Operation Raids on Ponape

The 'Raids on Ponape' were a series of US air and naval attacks on the island of Ponape in the eastern part of the Caroline islands group (15 February/1 May 1944).

Rugged and extensively forested, Ponape is about 19 miles (31 km) in diameter, has an area of 129 sq miles (334 km˛) and has a maximum elevation of 2,566 ft (782 m). possessing the shape of an eccentric circle, Ponape is surrounded by a reef and has a good anchorage. The Japanese invested fairly heavily in the island, and its inhabitants were moderately loyal to the Imperial Japanese empire, providing hundreds of workers for other islands. By the outbreak of the Pacific War, Ponape had a seaplane base, and was protected by a coastal battery and two anti-aircraft batteries. The Japanese had completed an airstrip by a time early in 1944 on an islet just to the north of the island capital of Colonia, on the northern coast of the main island, and were working on a second airstrip.

On 12 February 1944, six Japanese flying boats staged from Truk, the primary Japanese base in the Caroline islands group, through Ponape to newly captured Roi-Namur in the Kwajalein atoll of the Marshall islands group, and there managed to bomb and destroy the main US Marine Corps' supply dumps.
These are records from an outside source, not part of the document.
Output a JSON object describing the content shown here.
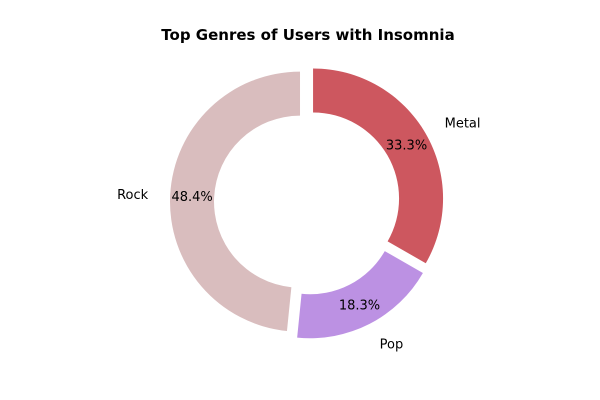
{
  "chart_data": {
    "type": "pie",
    "variant": "donut",
    "title": "Top Genres of Users with Insomnia",
    "start_angle_deg": 90,
    "direction": "clockwise",
    "slices": [
      {
        "label": "Metal",
        "value": 33.3,
        "pct_label": "33.3%",
        "color": "#cd575f",
        "exploded": true
      },
      {
        "label": "Pop",
        "value": 18.3,
        "pct_label": "18.3%",
        "color": "#bc91e3",
        "exploded": true
      },
      {
        "label": "Rock",
        "value": 48.4,
        "pct_label": "48.4%",
        "color": "#d9bdbe",
        "exploded": true
      }
    ]
  }
}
The USA responded with attacks by the bombers of Major General Willis H. Hales’s US 7th Army Air Force from Tarawa between 15 and 26 February. The Japanese facilities were then bombarded by seven battleships under Vice Admiral Willis A. Lee on 1 May 1944, with air cover was provided by the carriers of Rear Admiral Joseph J. Clark’s TG58.1. This was mostly a training exercise, as there were few worthwhile targets left on the island and the battle line had never before operated as a unit.

The island was then bypassed by the Allied counter-offensive.